With Grubbs returning to the offensive line, that gives the Wildcats more depth and size that will be needed in their playoff run.
"Our biggest disadvantage against Trigg will be our size on the line. Our offensive line has gotten better every week, but we’re going to have to play against Trigg’s big players," Edge said.
Owensboro Catholic’s leading rushers are Houston Kamuf (824 yards) and Robbie Boarman (449 yards).
On offense, the Aces are prone to give up big chunks of yardage, allowing over 200 yards a game.
Trigg County averages 351 yards a game, including 224 on the ground.

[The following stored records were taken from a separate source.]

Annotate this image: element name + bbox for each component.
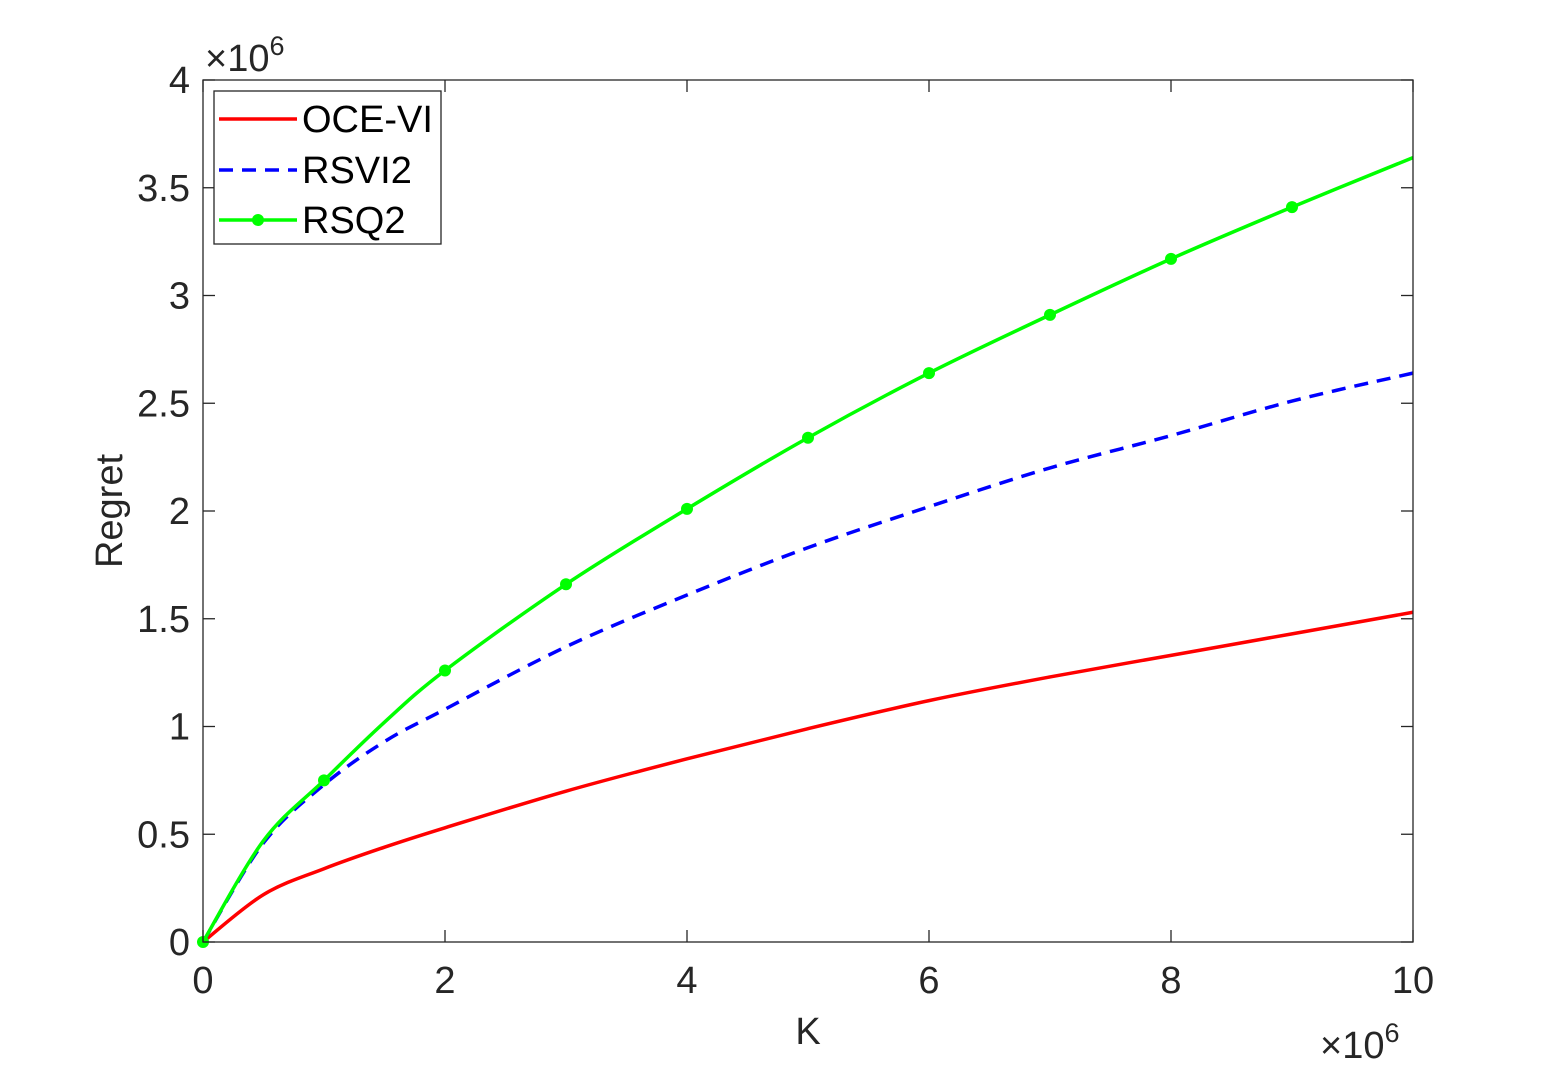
y-tick-label: 2.5 <box>137 383 190 425</box>
series-marker-rsq2 <box>923 367 935 380</box>
y-tick-label: 4 <box>169 60 190 102</box>
series-marker-rsq2 <box>1044 308 1056 321</box>
y-tick-label: 3 <box>169 276 190 318</box>
legend-label-oce-vi: OCE-VI <box>302 99 433 141</box>
y-tick-label: 2 <box>169 491 190 533</box>
series-marker-rsq2 <box>802 431 814 444</box>
y-tick-label: 1 <box>169 707 190 749</box>
y-tick-label: 0 <box>169 922 190 964</box>
series-marker-rsq2 <box>318 774 330 787</box>
legend-label-rsq2: RSQ2 <box>302 200 405 242</box>
plot-frame <box>202 79 1414 943</box>
y-axis-label: Regret <box>89 454 131 568</box>
x-tick-label: 4 <box>676 960 697 1002</box>
x-axis-label: K <box>795 1011 820 1053</box>
y-exponent-base: ×10 <box>205 38 269 80</box>
legend-marker-rsq2 <box>252 214 264 226</box>
x-tick-label: 10 <box>1392 960 1434 1002</box>
x-tick-label: 0 <box>192 960 213 1002</box>
x-tick-label: 8 <box>1160 960 1181 1002</box>
y-tick-label: 3.5 <box>137 168 190 210</box>
y-exponent-power: 6 <box>269 31 284 61</box>
x-exponent-base: ×10 <box>1320 1025 1384 1066</box>
x-tick-label: 2 <box>434 960 455 1002</box>
x-exponent-label: ×106 <box>1320 1018 1400 1066</box>
y-tick-label: 1.5 <box>137 599 190 641</box>
x-tick-label: 6 <box>918 960 939 1002</box>
x-exponent-power: 6 <box>1384 1018 1399 1048</box>
series-marker-rsq2 <box>1165 252 1177 265</box>
series-line-rsvi2 <box>201 371 1414 943</box>
legend-label-rsvi2: RSVI2 <box>302 150 412 192</box>
y-exponent-label: ×106 <box>205 31 285 80</box>
series-marker-rsq2 <box>1286 201 1298 214</box>
tick-label-layer: 0 2 4 6 8 10 0 0.5 1 1.5 2 2.5 3 3.5 4 <box>137 60 1434 1002</box>
series-line-oce-vi <box>201 610 1414 944</box>
series-layer <box>197 155 1414 948</box>
series-marker-rsq2 <box>439 664 451 677</box>
y-tick-label: 0.5 <box>137 814 190 856</box>
series-marker-rsq2 <box>560 578 572 591</box>
legend: OCE-VI RSVI2 RSQ2 <box>213 90 442 245</box>
series-marker-rsq2 <box>681 502 693 515</box>
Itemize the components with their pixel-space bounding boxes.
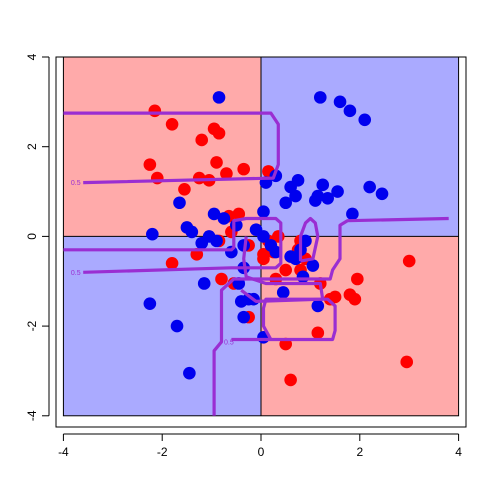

Steven Wadlington leads the Wildcats with 122 yards a game, while fullback Taylor McGee has upped his average to 35 yards a game.
In recent weeks, Wildcat opponents have been content on shutting down Trigg’s short passing game, and Higgins expects no different from the Aces.
"We’ve had some success going over the top when they’ve taken away our screens. We missed on some passes last week, but the routes were there. We just have to catch the football," Higgins said.
Tommy Woodall has thrown for 1,294 yards and 15 touchdowns on the season, with Jamaal Boyd hauling in 24 passes for 553 yards and nine touchdowns.
The coaches see big plays and mistakes as the keys to Friday’s game.
"They have some big play people, and we can’t give that up," said Higgins.
In last year’s 28-7 win in Owensboro, the Aces had three run plays and four pass plays that went for more than 20 yards.
Because his team is younger than last year’s region title team, Edge knows the Aces can’t make many mistakes and still beat the Wildcats.
"We can’t do that against a good team like Trigg County. If we make them, we have to shrug them off and keep playing," Edge said. "It should be a toss-up Friday."
The all-time series with the Aces is tied 1-1. Trigg won the 2001 playoff game 21-14 in Cadiz, while Owensboro Catholic evened the series last year.
Trigg County’s 16-12 all-time playoff record includes a 4-4 record in the second round.
Kickoff Friday is slated for 7:30 p.m. at Rash Stadium behind Owensboro High School on Frederica Street.